A group of international students brought medical aid to Marshall Islands citizens during two months of field work which concluded in August. The students were there to fulfill a public-service requirement from the spring Discipleship Training School at Port YWAM. They worked with Scott and Katie Suderno — long-term missionaries who collaborate with YWAM Ships Kona under its partnerSHIP program — along with their children Nick and Sidney.
Most of the health care work took place during the two weeks they spent on Carlos and Santo islands — where they sailed aboard the Sudernos’ vessel, the s/y CLOUD NINE. Aaron Mitchell Doucette, 25, said he was inspired by the Sudernos’ dedication to the spiritual and physical well-being of the Marshall Islands.
“This trip wouldn’t have been possible without the Suderno family sailing our team there, running the clinics and supplying all of the goods,” said the Canadian Doucette. “It’s a blessing to work with a family of people who dedicate their time year-round as missionaries.”
The group assisted in wound care, diabetes testing and public-health promotion across several atolls in the Republic of the Marshall Islands. Silas Ben-Iesau, a 20-year-old student, said he enjoyed being a helping hand during medical clinics.
“That was one of my favorite aspects of outreach. It was cool because it was another opportunity to develop relationships,” Ben-Iesau, of the U.S., said referring to medical clinics. “We were doing something very meaningful for them — working on their health. We also taught them a lot about health maintenance, which they were very attentive to.”
Ben-Iesau said his team’s health-care coaching seemed to have a quick affect.
“By the end of our outreach we saw people increase their physical activity.
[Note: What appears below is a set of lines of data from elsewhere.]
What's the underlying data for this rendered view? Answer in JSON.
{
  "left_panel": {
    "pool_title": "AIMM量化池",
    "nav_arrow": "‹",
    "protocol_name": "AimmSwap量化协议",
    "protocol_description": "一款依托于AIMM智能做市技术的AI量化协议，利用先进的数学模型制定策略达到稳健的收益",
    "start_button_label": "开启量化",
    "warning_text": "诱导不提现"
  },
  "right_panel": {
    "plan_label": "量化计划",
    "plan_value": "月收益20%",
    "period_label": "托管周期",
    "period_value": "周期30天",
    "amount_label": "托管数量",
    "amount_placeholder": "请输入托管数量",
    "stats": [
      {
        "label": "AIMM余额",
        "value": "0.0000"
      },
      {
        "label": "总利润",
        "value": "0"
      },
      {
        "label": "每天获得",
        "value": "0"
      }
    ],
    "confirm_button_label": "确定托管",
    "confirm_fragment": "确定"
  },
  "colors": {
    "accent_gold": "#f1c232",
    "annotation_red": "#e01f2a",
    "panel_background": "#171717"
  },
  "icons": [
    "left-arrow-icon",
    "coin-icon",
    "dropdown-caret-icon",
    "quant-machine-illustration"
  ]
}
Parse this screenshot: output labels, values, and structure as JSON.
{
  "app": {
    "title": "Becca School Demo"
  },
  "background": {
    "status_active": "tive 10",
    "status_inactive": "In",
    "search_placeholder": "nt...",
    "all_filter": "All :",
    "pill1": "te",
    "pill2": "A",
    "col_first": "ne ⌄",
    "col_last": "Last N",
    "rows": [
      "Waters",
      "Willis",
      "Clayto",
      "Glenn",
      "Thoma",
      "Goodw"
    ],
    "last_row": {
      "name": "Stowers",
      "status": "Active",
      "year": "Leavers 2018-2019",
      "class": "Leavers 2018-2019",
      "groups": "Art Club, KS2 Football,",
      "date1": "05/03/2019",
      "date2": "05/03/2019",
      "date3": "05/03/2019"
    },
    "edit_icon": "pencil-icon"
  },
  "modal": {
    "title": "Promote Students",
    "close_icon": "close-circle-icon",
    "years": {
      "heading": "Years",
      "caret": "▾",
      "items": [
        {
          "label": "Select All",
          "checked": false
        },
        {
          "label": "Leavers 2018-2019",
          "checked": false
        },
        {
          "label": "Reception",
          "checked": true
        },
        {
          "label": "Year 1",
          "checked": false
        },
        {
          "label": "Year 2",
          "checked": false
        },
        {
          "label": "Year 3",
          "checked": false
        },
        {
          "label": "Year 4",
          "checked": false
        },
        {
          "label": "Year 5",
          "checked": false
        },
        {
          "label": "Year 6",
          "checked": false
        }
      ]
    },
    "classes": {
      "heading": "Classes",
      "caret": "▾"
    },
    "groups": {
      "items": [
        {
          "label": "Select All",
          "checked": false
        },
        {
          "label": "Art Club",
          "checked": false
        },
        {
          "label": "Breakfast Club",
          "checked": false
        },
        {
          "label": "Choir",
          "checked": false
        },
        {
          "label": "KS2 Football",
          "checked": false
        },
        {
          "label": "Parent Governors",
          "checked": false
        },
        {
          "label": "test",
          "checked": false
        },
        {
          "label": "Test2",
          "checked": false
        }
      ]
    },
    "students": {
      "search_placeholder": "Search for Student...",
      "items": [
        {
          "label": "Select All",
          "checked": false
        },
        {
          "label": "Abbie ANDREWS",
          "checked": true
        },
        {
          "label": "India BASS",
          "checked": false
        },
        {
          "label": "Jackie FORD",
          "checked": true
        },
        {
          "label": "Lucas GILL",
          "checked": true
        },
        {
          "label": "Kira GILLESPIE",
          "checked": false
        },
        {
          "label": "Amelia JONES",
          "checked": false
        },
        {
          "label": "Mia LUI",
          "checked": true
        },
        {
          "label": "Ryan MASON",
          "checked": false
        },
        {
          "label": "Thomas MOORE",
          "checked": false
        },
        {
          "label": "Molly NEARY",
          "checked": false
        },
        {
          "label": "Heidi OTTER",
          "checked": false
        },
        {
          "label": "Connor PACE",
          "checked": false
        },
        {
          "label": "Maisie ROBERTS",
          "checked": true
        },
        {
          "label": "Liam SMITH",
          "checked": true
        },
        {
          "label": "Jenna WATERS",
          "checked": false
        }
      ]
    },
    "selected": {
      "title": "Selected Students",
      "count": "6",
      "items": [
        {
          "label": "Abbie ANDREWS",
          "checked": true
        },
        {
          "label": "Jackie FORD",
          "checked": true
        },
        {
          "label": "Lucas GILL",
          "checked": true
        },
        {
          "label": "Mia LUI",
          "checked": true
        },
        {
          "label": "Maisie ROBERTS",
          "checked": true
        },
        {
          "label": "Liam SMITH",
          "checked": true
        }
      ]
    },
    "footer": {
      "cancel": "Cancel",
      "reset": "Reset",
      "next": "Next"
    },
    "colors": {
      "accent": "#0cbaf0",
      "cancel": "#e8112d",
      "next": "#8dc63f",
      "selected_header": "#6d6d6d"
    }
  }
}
They started walking as exercise to lower their risk of diabetes,” Ben-Iesau said. “It was awesome to see that we had that impact.”
Students also taught on dental hygiene, tested people for reading glasses and distributed medication under the supervision of Katie Suderno. All told, they provided 401 health services during their outreaches on Carlos and Santo islands. They also spent time praying for and spending quality time with people who were hospitalized. Lauren Meguyer, 21, said she will never forget praying with an ailing woman in her 40s named Carolyn who became a Christian shortly before her death.
“She passed away while we were on one of the outer islands. At first, that was difficult for me. I wondered why God would allow me to form a friendship with this lady only to see her pass away. Then I realized that if I went to the Marshall Islands to meet Carolyn and help her see what a relationship with Jesus is like, it was worth it for that reason alone,” said Meguyer, an Australian.
Katie Suderno said she enjoyed watching the students persevere and grow during their time on the Marshall Islands.
“This group of people were able to get past some early challenges and grow into a true team that worked hard, had fun and fulfilled God’s plan in the two months they were with us,” Suderno said. “They made an impact on many and their lives will be forever changed.”